Nikolas superou em 400 mil votos o segundo deputado mais votado do país, Guilherme Boulos, do PSOL, que concorreu por São Paulo, um estado mais populoso, e é mais conhecido -- foi candidato a presidente em 2018 e é dado como sucessor de Lula da Silva.
No plano estadual, Duda Salabert (PDT), a deputada trans que quer a prisão do colega, foi a mulher mais votada de Minas Gerais. Mas Nikolas discordou: "a mulher mais votada foi Greyce Alias (Avante), quando mudarem a biologia, aí vocês dão o título para outro, até lá: parabéns, Greyce".
Nikolas diz inspirar-se em conselhos da mãe, Ruth Ferreira. "Cuidado com a esquerda porque você está consagrado a Cristo", diz-lhe ela.

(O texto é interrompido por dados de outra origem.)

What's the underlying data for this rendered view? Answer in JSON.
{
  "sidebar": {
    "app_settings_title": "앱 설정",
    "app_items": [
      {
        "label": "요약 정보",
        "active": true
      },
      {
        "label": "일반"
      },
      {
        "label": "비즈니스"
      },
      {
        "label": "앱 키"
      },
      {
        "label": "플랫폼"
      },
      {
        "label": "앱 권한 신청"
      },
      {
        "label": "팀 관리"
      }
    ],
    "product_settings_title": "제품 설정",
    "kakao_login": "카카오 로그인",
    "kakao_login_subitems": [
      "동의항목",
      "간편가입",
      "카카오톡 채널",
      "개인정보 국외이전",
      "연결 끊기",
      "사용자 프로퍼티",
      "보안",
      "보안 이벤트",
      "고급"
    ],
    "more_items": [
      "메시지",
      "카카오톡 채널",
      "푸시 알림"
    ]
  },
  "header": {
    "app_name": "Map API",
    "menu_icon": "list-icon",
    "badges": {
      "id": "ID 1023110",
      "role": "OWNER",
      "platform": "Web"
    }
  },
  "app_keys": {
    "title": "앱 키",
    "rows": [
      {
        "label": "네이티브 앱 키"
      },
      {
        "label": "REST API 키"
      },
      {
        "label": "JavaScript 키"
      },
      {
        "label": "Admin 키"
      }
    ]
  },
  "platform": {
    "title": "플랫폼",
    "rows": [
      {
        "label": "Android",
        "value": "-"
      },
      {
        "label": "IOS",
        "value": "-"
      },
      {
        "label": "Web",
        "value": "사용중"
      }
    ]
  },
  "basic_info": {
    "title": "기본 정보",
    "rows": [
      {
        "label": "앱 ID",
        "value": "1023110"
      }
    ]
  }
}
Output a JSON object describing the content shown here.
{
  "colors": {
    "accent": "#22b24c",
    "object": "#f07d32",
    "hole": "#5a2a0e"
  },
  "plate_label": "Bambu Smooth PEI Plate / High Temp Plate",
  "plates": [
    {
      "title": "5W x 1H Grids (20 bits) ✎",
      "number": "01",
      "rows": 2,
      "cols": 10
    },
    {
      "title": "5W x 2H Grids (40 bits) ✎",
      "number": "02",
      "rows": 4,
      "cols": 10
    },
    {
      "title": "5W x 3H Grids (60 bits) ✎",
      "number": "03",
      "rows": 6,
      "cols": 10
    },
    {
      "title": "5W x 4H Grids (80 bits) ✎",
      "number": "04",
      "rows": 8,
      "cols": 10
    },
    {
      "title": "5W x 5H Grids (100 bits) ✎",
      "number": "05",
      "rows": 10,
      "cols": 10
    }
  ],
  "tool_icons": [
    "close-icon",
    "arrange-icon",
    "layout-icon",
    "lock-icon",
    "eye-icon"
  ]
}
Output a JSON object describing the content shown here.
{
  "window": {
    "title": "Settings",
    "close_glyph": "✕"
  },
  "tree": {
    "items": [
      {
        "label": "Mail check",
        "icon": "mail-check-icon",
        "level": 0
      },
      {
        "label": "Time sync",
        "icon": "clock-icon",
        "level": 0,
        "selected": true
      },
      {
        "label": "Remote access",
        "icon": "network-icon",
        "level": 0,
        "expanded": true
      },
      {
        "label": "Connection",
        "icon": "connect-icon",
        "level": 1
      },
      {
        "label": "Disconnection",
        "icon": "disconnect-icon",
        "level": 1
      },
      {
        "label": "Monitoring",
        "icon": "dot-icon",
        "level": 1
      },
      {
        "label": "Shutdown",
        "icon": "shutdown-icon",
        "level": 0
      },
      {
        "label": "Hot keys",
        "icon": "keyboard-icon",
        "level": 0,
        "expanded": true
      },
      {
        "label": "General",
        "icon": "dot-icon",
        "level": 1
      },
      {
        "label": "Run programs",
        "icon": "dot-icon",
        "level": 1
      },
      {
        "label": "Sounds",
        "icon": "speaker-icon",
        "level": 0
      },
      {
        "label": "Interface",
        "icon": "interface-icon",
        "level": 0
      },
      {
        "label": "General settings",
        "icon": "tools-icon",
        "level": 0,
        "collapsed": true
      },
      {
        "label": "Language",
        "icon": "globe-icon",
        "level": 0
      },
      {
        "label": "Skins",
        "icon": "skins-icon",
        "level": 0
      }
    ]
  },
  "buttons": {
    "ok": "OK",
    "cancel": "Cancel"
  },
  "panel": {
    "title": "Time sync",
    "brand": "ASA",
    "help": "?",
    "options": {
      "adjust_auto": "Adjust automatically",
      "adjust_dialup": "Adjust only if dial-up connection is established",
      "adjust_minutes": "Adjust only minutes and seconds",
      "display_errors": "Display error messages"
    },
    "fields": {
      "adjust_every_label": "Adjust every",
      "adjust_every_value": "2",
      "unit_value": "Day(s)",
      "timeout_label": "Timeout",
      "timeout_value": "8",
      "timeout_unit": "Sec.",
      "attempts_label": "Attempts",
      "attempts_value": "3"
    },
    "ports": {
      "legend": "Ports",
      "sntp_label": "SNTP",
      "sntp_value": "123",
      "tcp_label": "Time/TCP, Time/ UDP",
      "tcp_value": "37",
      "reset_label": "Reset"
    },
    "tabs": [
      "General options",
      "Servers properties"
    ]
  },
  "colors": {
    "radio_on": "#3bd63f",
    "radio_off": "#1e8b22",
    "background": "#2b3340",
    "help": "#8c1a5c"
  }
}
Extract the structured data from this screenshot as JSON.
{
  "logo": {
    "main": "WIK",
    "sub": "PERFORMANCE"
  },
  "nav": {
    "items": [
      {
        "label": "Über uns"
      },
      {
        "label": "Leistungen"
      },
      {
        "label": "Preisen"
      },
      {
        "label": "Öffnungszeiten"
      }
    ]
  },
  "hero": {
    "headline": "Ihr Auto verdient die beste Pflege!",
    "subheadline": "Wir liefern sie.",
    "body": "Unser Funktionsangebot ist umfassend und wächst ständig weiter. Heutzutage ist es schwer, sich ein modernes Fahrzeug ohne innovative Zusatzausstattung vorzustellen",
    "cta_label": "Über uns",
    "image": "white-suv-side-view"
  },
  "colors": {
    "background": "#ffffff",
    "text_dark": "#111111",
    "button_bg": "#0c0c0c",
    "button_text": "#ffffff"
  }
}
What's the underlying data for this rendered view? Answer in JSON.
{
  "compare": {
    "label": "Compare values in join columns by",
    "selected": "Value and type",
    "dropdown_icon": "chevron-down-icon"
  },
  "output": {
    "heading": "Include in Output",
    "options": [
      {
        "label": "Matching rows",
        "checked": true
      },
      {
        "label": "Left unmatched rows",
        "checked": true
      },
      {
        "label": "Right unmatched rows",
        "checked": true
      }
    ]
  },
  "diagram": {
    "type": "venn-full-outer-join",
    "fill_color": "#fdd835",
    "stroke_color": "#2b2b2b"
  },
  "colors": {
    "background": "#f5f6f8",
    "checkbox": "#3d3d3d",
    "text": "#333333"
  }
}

A propósito de um eventual casamento, Ruth pediu ao filho para "reparar na forma como uma mulher trata a sua mãe e se ela mantém as unhas bem-feitas".
O deputado só acredita em sexo depois do matrimónio, conforme manda a Bíblia, clama pela "defesa da vida desde a concepção" e exige "homem em casa de banho de homem e mulher em casa de banho de mulher".
Durante a pandemia, gravou-se a ser impedido de visitar o Cristo Redentor, no Rio de Janeiro, por não ter comprovante de vacina, ganhando admiradores entre o bolsonarismo.
Noutra ocasião, votou contra a proposta municipal para batizar um centro de saúde em Belo Horizonte com o nome de Marielle Franco, a vereadora do Rio executada em 2018, chamando-a de "abortista". Na sequência sugeriu o nome de Brilhante Ustra, torturador da ditadura militar, para o local.